I really WANTED to find Divas to be "amazing", but I'm afraid it just wasn't. When, at the end of the show, Frank Marino tells the audience how his has been the #1 attraction on the Strip for 28 years running, I was left thinking how could this be? Perhaps, a few years ago, when he wasn't walking through his performance -- and by the way, his "impersonation" of Joan Rivers is so far off it is laughable, and a bit sad. The gowns are quite something, but nothing I could ever imagine La Rivers really wearing. Bob Mackie? Don't think so for the real Joan.
Marino seems like a very sincere person, and I liked that he donated all the proceeds from the sale of various items of Divas merchandise to the Make a Wish Foundation. His material is tired, as well. Most of his jokes were outdated and went right over the heads of many in the audience.

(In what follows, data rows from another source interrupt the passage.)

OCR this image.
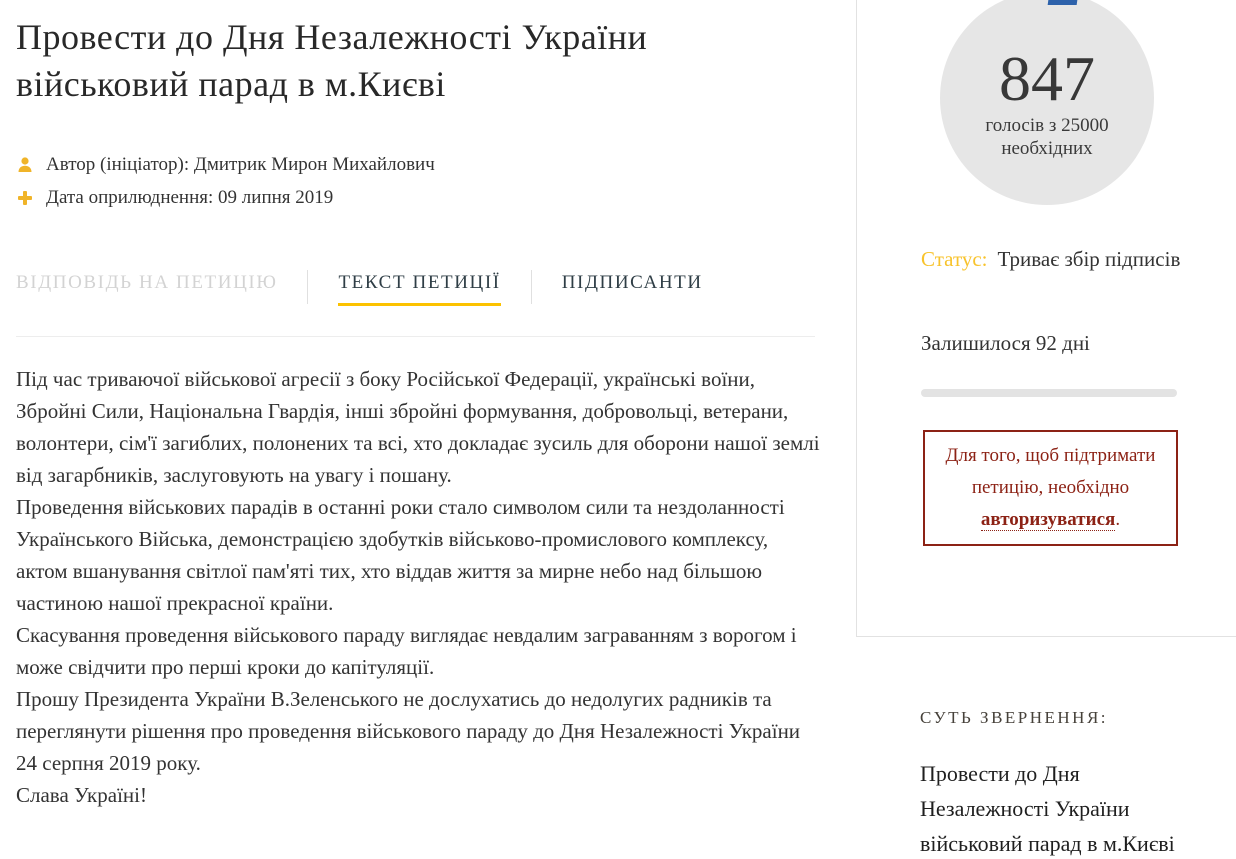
Провести до Дня Незалежності України військовий парад в м.Києві
Автор (ініціатор): Дмитрик Мирон Михайлович
Дата оприлюднення: 09 липня 2019
ВІДПОВІДЬ НА ПЕТИЦІЮ	ТЕКСТ ПЕТИЦІЇ	ПІДПИСАНТИ

Під час триваючої військової агресії з боку Російської Федерації, українські воїни, Збройні Сили, Національна Гвардія, інші збройні формування, добровольці, ветерани, волонтери, сім'ї загиблих, полонених та всі, хто докладає зусиль для оборони нашої землі від загарбників, заслуговують на увагу і пошану.

Проведення військових парадів в останні роки стало символом сили та нездоланності Українського Війська, демонстрацією здобутків військово-промислового комплексу, актом вшанування світлої пам'яті тих, хто віддав життя за мирне небо над більшою частиною нашої прекрасної країни.

Скасування проведення військового параду виглядає невдалим заграванням з ворогом і може свідчити про перші кроки до капітуляції.

Прошу Президента України В.Зеленського не дослухатись до недолугих радників та переглянути рішення про проведення військового параду до Дня Незалежності України 24 серпня 2019 року.

Слава Україні!

847
голосів з 25000
необхідних
Статус: Триває збір підписів
Залишилося 92 дні
Для того, щоб підтримати петицію, необхідно авторизуватися.
СУТЬ ЗВЕРНЕННЯ:
Провести до Дня Незалежності України військовий парад в м.Києві
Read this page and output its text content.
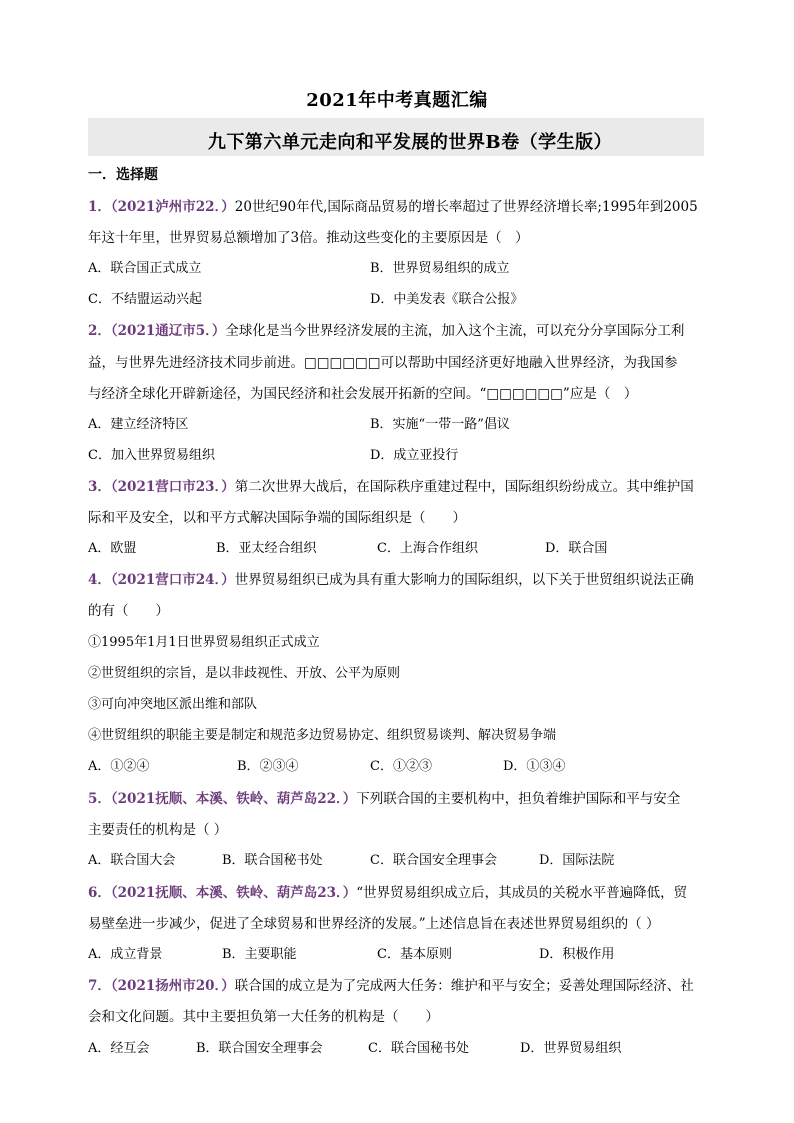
2021年中考真题汇编
九下第六单元走向和平发展的世界B卷（学生版）
一．选择题
1．（2021泸州市22．）20世纪90年代,国际商品贸易的增长率超过了世界经济增长率;1995年到2005
年这十年里，世界贸易总额增加了3倍。推动这些变化的主要原因是（　）
A．联合国正式成立	B．世界贸易组织的成立
C．不结盟运动兴起	D．中美发表《联合公报》
2．（2021通辽市5．）全球化是当今世界经济发展的主流，加入这个主流，可以充分分享国际分工利
益，与世界先进经济技术同步前进。□□□□□□可以帮助中国经济更好地融入世界经济，为我国参
与经济全球化开辟新途径，为国民经济和社会发展开拓新的空间。“□□□□□□”应是（　）
A．建立经济特区	B．实施“一带一路”倡议
C．加入世界贸易组织	D．成立亚投行
3．（2021营口市23．）第二次世界大战后，在国际秩序重建过程中，国际组织纷纷成立。其中维护国
际和平及安全，以和平方式解决国际争端的国际组织是（　　）
A．欧盟	B．亚太经合组织	C．上海合作组织	D．联合国
4．（2021营口市24．）世界贸易组织已成为具有重大影响力的国际组织，以下关于世贸组织说法正确
的有（　　）
①1995年1月1日世界贸易组织正式成立
②世贸组织的宗旨，是以非歧视性、开放、公平为原则
③可向冲突地区派出维和部队
④世贸组织的职能主要是制定和规范多边贸易协定、组织贸易谈判、解决贸易争端
A．①②④	B．②③④	C．①②③	D．①③④
5．（2021抚顺、本溪、铁岭、葫芦岛22．）下列联合国的主要机构中，担负着维护国际和平与安全
主要责任的机构是（ ）
A．联合国大会	B．联合国秘书处	C．联合国安全理事会	D．国际法院
6．（2021抚顺、本溪、铁岭、葫芦岛23．）“世界贸易组织成立后，其成员的关税水平普遍降低，贸
易壁垒进一步减少，促进了全球贸易和世界经济的发展。”上述信息旨在表述世界贸易组织的（ ）
A．成立背景	B．主要职能	C．基本原则	D．积极作用
7．（2021扬州市20．）联合国的成立是为了完成两大任务：维护和平与安全；妥善处理国际经济、社
会和文化问题。其中主要担负第一大任务的机构是（　　）
A．经互会	B．联合国安全理事会	C．联合国秘书处	D．世界贸易组织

His cast features variously talented drag queens doing all the standard divas, past and present. All needed to brush up their lip-synching skills. Some were more successful than others in looking like who they were supposed to be (Celine Dion, Dolly Parton, Shania Twain) but others were laughably off-kilter (a plus-sized Beyonce and Tina Turner, for instance). If I thought all these dissonances were deliberate, I would applaud the cleverness. I have a feeling, though, they weren't. RuPaul's Drag Race and a great many gay bars around the country do this kind of stuff much much better.
The bright spot -- at least for this gay man (and most of the women present) -- is the troupe of studly back-up dancers who are technically highly competent and the only folks onstage who appear to be enjoying what they do.
The venue, by the way, is appalling. Bad sight lines, cruddy old dirty booths and trestle tables. Looks like a converted high school auditorium. Really nasty.